Another very important difference when it comes to business entertainment expenses is the amount of the bill. The crucial number is $75. If the cost of the meal, etc. is more than $75 then it is necessary to have documentary evidence, i.e. a receipt, voucher, or copy of a bank statement (if you used a credit card). Entertainment expenses that cost less than $75 do not legally require the receipts to be saved and the amount can simply be added to the total sum of business meals in the yearly or quarterly accounts. However it is still recommendable that you hang onto all receipts, no matter what the final sum is. This will make your life much easier if you do happen to be subject to a tax audit.
What should be on an entertainment expense receipt?
If it is the case that the expense receipt does indeed exceed $75 then a simple receipt from the restaurant, bar, etc., is not sufficient as documentary evidence for the event. Your paperwork should include all of the following:
- Name, location of the restaurant, date, and amount (if not printed on the receipt)
- Number of people served
- Receipt must show any other items besides food and beverages if purchased
- Purpose of the meal or entertainment
Further tips for meal and entertainment expense receipts
When filing business entertainment expenses there are a couple more things to take note of:
- The receipt should always be printed – handwritten receipts and confirmations should generally be avoided.
- If you are unsure whether the expense receipt is enough then you may want to make sure you archive additional proof that the event took place. This might include emails that were sent to participants or even the itinerary for the day of the event.
- In principle, the occasion and associated costs should be roughly in proportion to one another. This means that costs should not be too excessive so that the auditor sees the amount spent as reasonable.

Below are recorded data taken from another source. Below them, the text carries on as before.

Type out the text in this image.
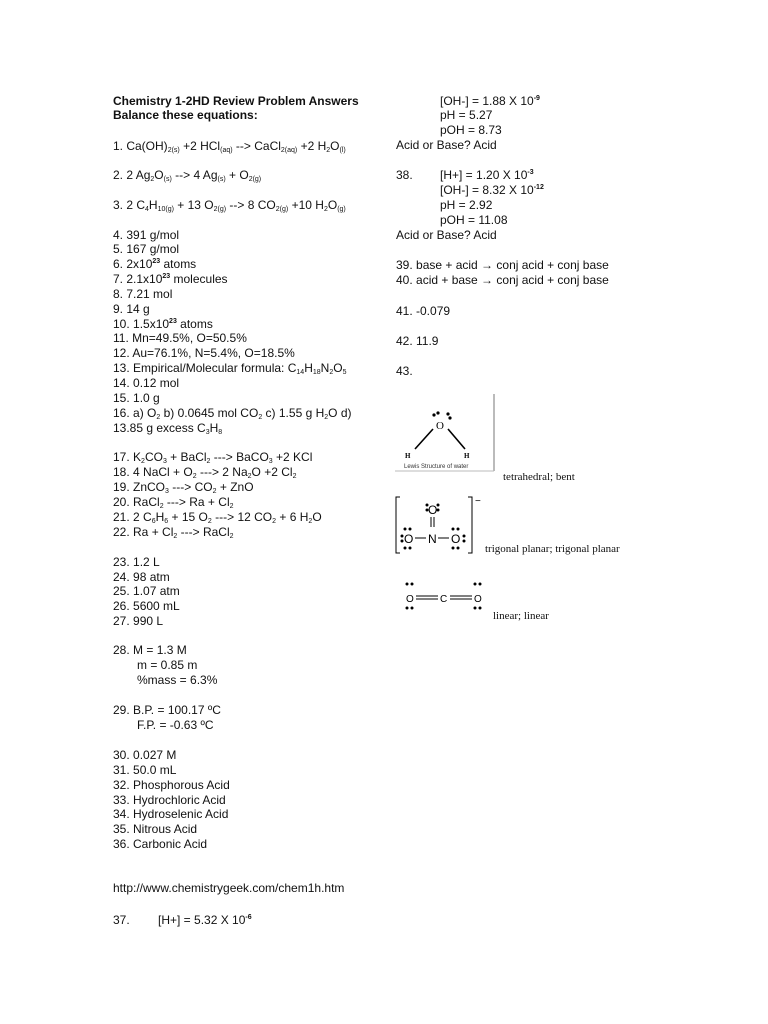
Chemistry 1-2HD Review Problem Answers
Balance these equations:
1. $Ca(OH)_{2(s)} +2$ HCl$_{(aq)}$ --> CaCl$_{2(aq)}$ +2 $H_2O_{(l)}$
2. 2 $Ag_2O_{(s)}$ --> 4 $Ag_{(s)} + O_{2(g)}$
3. 2 $C_4H_{10(g)} + 13$ $O_{2(g)}$ --> 8 $CO_{2(g)} +10$ $H_2O_{(g)}$
4. 391 g/mol
5. 167 g/mol
6. $2x10^{23}$ atoms
7. $2.1x10^{23}$ molecules
8. 7.21 mol
9. 14 g
10. $1.5x10^{23}$ atoms
11. Mn=49.5%, O=50.5%
12. Au=76.1%, N=5.4%, O=18.5%
13. Empirical/Molecular formula: $C_{14}H_{18}N_2O_5$
14. 0.12 mol
15. 1.0 g
16. a) $O_2$ b) 0.0645 mol $CO_2$ c) 1.55 g $H_2O$ d)
13.85 g excess $C_3H_8$
17. $K_2CO_3$ + BaCl$_2$ ---> BaCO$_3$ +2 KCl
18. 4 NaCl + $O_2$ ---> 2 $Na_2O +2$ $Cl_2$
19. ZnCO$_3$ ---> $CO_2$ + ZnO
20. RaCl$_2$ ---> $Ra + Cl_2$
21. 2 $C_6H_6 + 15$ $O_2$ ---> 12 $CO_2 + 6$ $H_2O$
22. $Ra + Cl_2$ ---> RaCl$_2$
23. 1.2 L
24. 98 atm
25. 1.07 atm
26. 5600 mL
27. 990 L
28. M = 1.3 M
m = 0.85 m
%mass = 6.3%
29. B.P. = 100.17 ºC
F.P. = -0.63 ºC
30. 0.027 M
31. 50.0 mL
32. Phosphorous Acid
33. Hydrochloric Acid
34. Hydroselenic Acid
35. Nitrous Acid
36. Carbonic Acid
http://www.chemistrygeek.com/chem1h.htm
37. [H+] = 5.32 X $10^{-6}$
[OH-] = 1.88 X $10^{-9}$
pH = 5.27
pOH = 8.73
Acid or Base? Acid
38. [H+] = 1.20 X $10^{-3}$
[OH-] = 8.32 X $10^{-12}$
pH = 2.92
pOH = 11.08
Acid or Base? Acid
39. base + acid → conj acid + conj base
40. acid + base → conj acid + conj base
41. -0.079
42. 11.9
43.
O
H	H
Lewis Structure of water
tetrahedral; bent
−
O
O N O
trigonal planar; trigonal planar
O	C	O
linear; linear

- It is always recommendable that you sign each expense receipt.
As outlined above, tips are also a very important part of business meals and entertainment expenses, and, therefore, should not be forgotten when it comes to the expense receipt. If you are a business that often entertains clients, then the money spent on tips can really begin to add up. It can often happen that the bill is paid with credit card and then the tip in cash. In this case, it is possible to write up a supporting document to take care of this additional aspect. It’s a good idea to write the amount of the tip on the receipt and get the server in question to sign it, ensuring as well that the server’s name is also on the receipt.